MOSCOW (MRC) -- Indian Oil Corporation Limited (IOCL) entered into a Memorandum of Understanding (MOU) with Odisha Industrial Infrastructure Development Corporation (IDCO) to develop Paradip Plastic Park, according to Kemicalinfo.
Under the MoU, to attract investments in downstream polymer industries at Paradip Plastic Park, IOCL announced a Special Strategic Incentives scheme.
An incentive of Rs 2000/MT (USD27.48/MT) on Polypropylene granules from Paradip Refinery shall be offered to the manufacturing units located in the Paradip Plastic Park till March 31, 2030.
As per the MoU, it is estimated that around 26 units will come up at the plastic Park with an estimated investment of Rs 5 billion (USD68.7 million) and is likely to generate direct and indirect employment of 6,000.
Minister of Petroleum & Natural Gas and Steel, Dharmendra Pradhan said, “Keeping the enterprise and employment generation potential of the plastic sector in mind, Government of India has initiated the cluster development of the Industry through its Plastic Park scheme. Currently, six such parks have been approved by the Government of India, with Paradip Plastic Park being one of them,” adding that Odisha would become the nerve centre of industrialisation through rapid development in petrochemical, chemical, polymer, textile and fibre sectors.

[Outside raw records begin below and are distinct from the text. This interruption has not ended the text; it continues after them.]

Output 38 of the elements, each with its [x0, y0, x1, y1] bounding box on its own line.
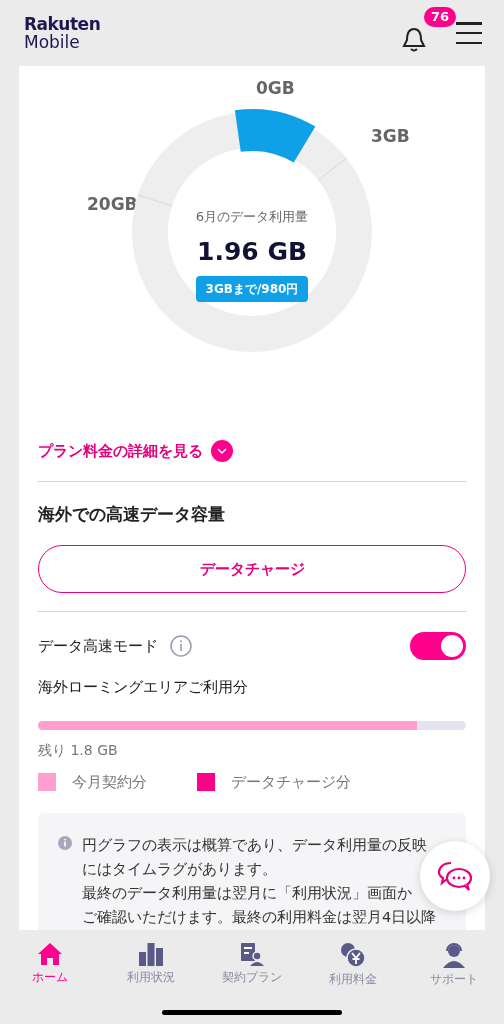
document-person-icon	[239, 942, 265, 966]
section-title: 海外での高速データ容量	[38, 502, 226, 526]
headset-person-icon	[441, 942, 467, 968]
remaining-data: 残り 1.8 GB	[38, 740, 119, 760]
tab-bar-item[interactable]: 契約プラン	[216, 942, 288, 988]
plan-details-link[interactable]: プラン料金の詳細を見る	[38, 440, 233, 463]
tab-bar-item[interactable]: 利用状況	[115, 942, 187, 988]
high-speed-mode-label: データ高速モード	[38, 635, 158, 657]
tab-bar-item[interactable]: 利用料金	[317, 942, 389, 988]
note-text: 円グラフの表示は概算であり、データ利用量の反映	[82, 836, 428, 855]
logo-subtitle: Mobile	[24, 33, 81, 51]
legend-label: データチャージ分	[231, 771, 351, 793]
tab-bar-item[interactable]: ホーム	[14, 942, 86, 988]
usage-caption: 6月のデータ利用量	[195, 208, 309, 226]
coins-icon	[340, 942, 366, 968]
chat-bubbles-icon	[437, 860, 473, 892]
note-text: ご確認いただけます。最終の利用料金は翌月4日以降	[82, 908, 437, 927]
plan-price-badge: 3GBまで/980円	[195, 276, 309, 302]
gauge-label: 0GB	[256, 77, 295, 100]
roaming-label: 海外ローミングエリアご利用分	[38, 677, 249, 698]
note-text: にはタイムラグがあります。	[82, 860, 278, 879]
high-speed-mode-toggle[interactable]	[410, 632, 466, 660]
usage-amount: 1.96 GB	[197, 235, 307, 268]
legend-label: 今月契約分	[72, 771, 147, 793]
notification-button[interactable]	[402, 27, 426, 53]
notification-badge: 76	[424, 7, 457, 27]
gauge-label: 20GB	[87, 193, 138, 216]
gauge-label: 3GB	[371, 125, 410, 148]
logo-wordmark: Rakuten	[24, 15, 101, 33]
info-icon[interactable]	[170, 635, 192, 657]
tab-bar-item[interactable]: サポート	[418, 942, 490, 988]
menu-button[interactable]	[456, 22, 482, 44]
bar-chart-icon	[138, 942, 164, 966]
chevron-icon	[211, 440, 233, 463]
info-icon	[58, 836, 72, 850]
note-text: 最終のデータ利用量は翌月に「利用状況」画面か	[82, 884, 413, 903]
bell-icon	[402, 27, 426, 53]
home-icon	[37, 942, 63, 966]
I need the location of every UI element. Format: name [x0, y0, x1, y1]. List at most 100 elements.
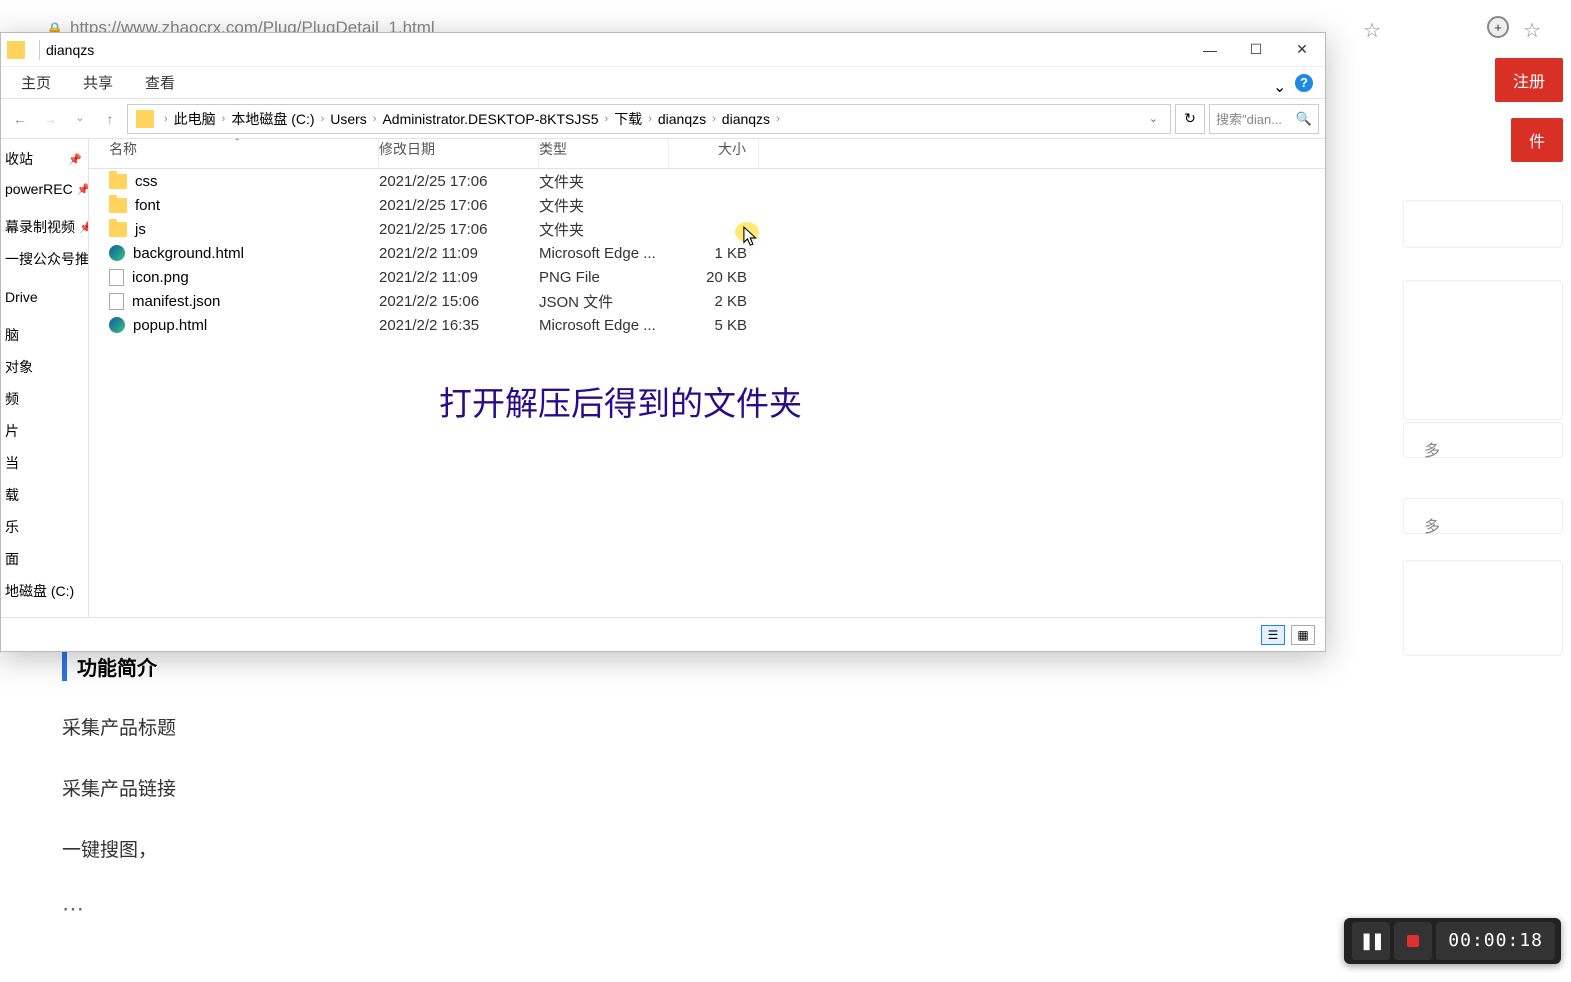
file-date: 2021/2/25 17:06 [379, 221, 539, 238]
folder-icon [109, 222, 127, 237]
file-explorer-window: dianqzs — ☐ ✕ 主页 共享 查看 ⌄ ? ← → ⌄ ↑ › 此电脑… [0, 32, 1326, 652]
address-bar: ← → ⌄ ↑ › 此电脑 › 本地磁盘 (C:) › Users › Admi… [1, 99, 1325, 139]
nav-item[interactable]: 片 [1, 415, 88, 447]
chevron-right-icon[interactable]: › [164, 113, 168, 125]
nav-item[interactable]: Drive [1, 283, 88, 311]
action-button[interactable]: 件 [1511, 118, 1563, 162]
nav-item[interactable]: 载 [1, 479, 88, 511]
file-name: icon.png [132, 269, 189, 286]
file-type: PNG File [539, 269, 669, 286]
file-list-pane[interactable]: 名称⌃ 修改日期 类型 大小 css2021/2/25 17:06文件夹font… [89, 139, 1325, 617]
favorite-icon[interactable]: ☆ [1363, 18, 1381, 43]
up-button[interactable]: ↑ [97, 106, 123, 132]
nav-item[interactable]: 当 [1, 447, 88, 479]
breadcrumb-segment[interactable]: dianqzs [658, 111, 706, 127]
breadcrumb-bar[interactable]: › 此电脑 › 本地磁盘 (C:) › Users › Administrato… [127, 104, 1171, 134]
status-bar: ☰ ▦ [1, 617, 1325, 651]
pause-button[interactable]: ❚❚ [1352, 922, 1390, 960]
navigation-pane[interactable]: 收站📌powerREC📌 幕录制视频📌一搜公众号推 Drive 脑对象频片当载乐面地磁… [1, 139, 89, 617]
nav-item [1, 311, 88, 319]
icons-view-button[interactable]: ▦ [1291, 625, 1315, 645]
screen-recorder-toolbar[interactable]: ❚❚ 00:00:18 [1344, 918, 1561, 964]
chevron-right-icon[interactable]: › [222, 113, 226, 125]
tab-share[interactable]: 共享 [67, 66, 129, 99]
file-row[interactable]: manifest.json2021/2/2 15:06JSON 文件2 KB [89, 289, 1325, 313]
column-name[interactable]: 名称⌃ [89, 139, 379, 168]
file-type: 文件夹 [539, 171, 669, 192]
chevron-down-icon[interactable]: ⌄ [1273, 77, 1285, 89]
edge-icon [109, 317, 125, 333]
sort-asc-icon: ⌃ [234, 137, 242, 148]
nav-item[interactable]: 一搜公众号推 [1, 243, 88, 275]
file-type: 文件夹 [539, 195, 669, 216]
chevron-right-icon[interactable]: › [712, 113, 716, 125]
edge-icon [109, 245, 125, 261]
recent-dropdown[interactable]: ⌄ [67, 106, 93, 132]
pin-icon: 📌 [68, 153, 82, 166]
chevron-right-icon[interactable]: › [373, 113, 377, 125]
file-row[interactable]: js2021/2/25 17:06文件夹 [89, 217, 1325, 241]
breadcrumb-segment[interactable]: Users [330, 111, 367, 127]
file-size: 1 KB [669, 245, 759, 262]
nav-item[interactable]: 频 [1, 383, 88, 415]
side-card-1 [1403, 200, 1563, 248]
minimize-button[interactable]: — [1187, 35, 1233, 65]
tab-view[interactable]: 查看 [129, 66, 191, 99]
nav-item[interactable]: 乐 [1, 511, 88, 543]
pin-icon: 📌 [79, 221, 89, 234]
maximize-button[interactable]: ☐ [1233, 35, 1279, 65]
tab-home[interactable]: 主页 [5, 66, 67, 99]
forward-button[interactable]: → [37, 106, 63, 132]
nav-item[interactable]: 面 [1, 543, 88, 575]
file-name: popup.html [133, 317, 207, 334]
nav-item[interactable]: 地磁盘 (C:) [1, 575, 88, 607]
chevron-down-icon[interactable]: ⌄ [1141, 112, 1166, 125]
nav-item[interactable]: 幕录制视频📌 [1, 211, 88, 243]
chevron-right-icon[interactable]: › [648, 113, 652, 125]
file-size: 2 KB [669, 293, 759, 310]
nav-item[interactable]: powerREC📌 [1, 175, 88, 203]
side-card-more-2[interactable]: 多 [1403, 498, 1563, 534]
chevron-right-icon[interactable]: › [605, 113, 609, 125]
chevron-right-icon[interactable]: › [776, 113, 780, 125]
breadcrumb-segment[interactable]: Administrator.DESKTOP-8KTSJS5 [382, 111, 598, 127]
file-row[interactable]: font2021/2/25 17:06文件夹 [89, 193, 1325, 217]
nav-item[interactable]: 脑 [1, 319, 88, 351]
side-card-2 [1403, 280, 1563, 420]
file-row[interactable]: css2021/2/25 17:06文件夹 [89, 169, 1325, 193]
column-date[interactable]: 修改日期 [379, 139, 539, 168]
help-icon[interactable]: ? [1295, 74, 1313, 92]
add-extension-icon[interactable]: + [1487, 16, 1509, 38]
nav-item[interactable]: 对象 [1, 351, 88, 383]
breadcrumb-segment[interactable]: dianqzs [722, 111, 770, 127]
breadcrumb-segment[interactable]: 本地磁盘 (C:) [231, 109, 314, 129]
chevron-right-icon[interactable]: › [321, 113, 325, 125]
file-row[interactable]: popup.html2021/2/2 16:35Microsoft Edge .… [89, 313, 1325, 337]
breadcrumb-segment[interactable]: 下载 [614, 109, 642, 129]
title-bar[interactable]: dianqzs — ☐ ✕ [1, 33, 1325, 67]
file-row[interactable]: icon.png2021/2/2 11:09PNG File20 KB [89, 265, 1325, 289]
stop-button[interactable] [1394, 922, 1432, 960]
feature-line: 采集产品标题 [62, 713, 1391, 740]
file-type: Microsoft Edge ... [539, 245, 669, 262]
details-view-button[interactable]: ☰ [1261, 625, 1285, 645]
collections-icon[interactable]: ☆ [1523, 18, 1541, 43]
column-type[interactable]: 类型 [539, 139, 669, 168]
separator [39, 40, 40, 60]
search-icon[interactable]: 🔍 [1296, 111, 1312, 127]
breadcrumb-segment[interactable]: 此电脑 [174, 109, 216, 129]
folder-icon [7, 41, 25, 59]
column-size[interactable]: 大小 [669, 139, 759, 168]
column-headers: 名称⌃ 修改日期 类型 大小 [89, 139, 1325, 169]
back-button[interactable]: ← [7, 106, 33, 132]
refresh-button[interactable]: ↻ [1175, 104, 1205, 134]
file-size: 5 KB [669, 317, 759, 334]
nav-item[interactable]: 收站📌 [1, 143, 88, 175]
register-button[interactable]: 注册 [1495, 58, 1563, 102]
search-placeholder: 搜索"dian... [1216, 109, 1282, 128]
file-row[interactable]: background.html2021/2/2 11:09Microsoft E… [89, 241, 1325, 265]
side-card-more-1[interactable]: 多 [1403, 422, 1563, 458]
search-input[interactable]: 搜索"dian... 🔍 [1209, 104, 1319, 134]
webpage-content: 功能简介 采集产品标题 采集产品链接 一键搜图， ⋯ [62, 652, 1391, 922]
close-button[interactable]: ✕ [1279, 35, 1325, 65]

With a project cost of Rs 1.07 billion (USD14.7 million), the park is spread over 120 acre of land and it is close to a national highway, a railway station and a port.
This project falls under the larger Petroleum Chemicals and Petrochemicals Investment Region (PCPIR) at Paradip, a release issued by the Chief Minister’s Office said.
Being the ‘Anchor Tenant’ in PCPIR with its Refinery & Petrochemical Complex, IOCL has now joined hands with IDCO for development of this project with 49% share, it said.
As MRC informed before, Indian Oil has just announced plans to expand the capacity of its refinery at Panipat, India, from 15 million metric tons/year (MMt/y), to 25 MMt/y. The company will also build a polypropylene (PP) unit and a catalytic dewaxing unit at the site. The cost of the project is 329.46 billion Indian rupees (USD4.45 billion). The plan is the latest in a series of projects approved by Indian Oil to improve integration with petrochemicals at the company's refinery sites. The capacity of the planned PP facility has not been disclosed.
According to MRC's ScanPlast report, Russia's estimated polyethylene (PE) consumption totalled 241,030 tonnes in January 2021 versus 217,890 tonnes a year earlier. Only shipments of low density polyethylene (LDPE) and high density polyethylene (HDPE) increased. At the same time, PP shipments to the Russian market reached 141,870 tonnes in January 2021 versus 123,520 tonnes a year earlier. Supply of homopolymer PP and PP block copolymers increased.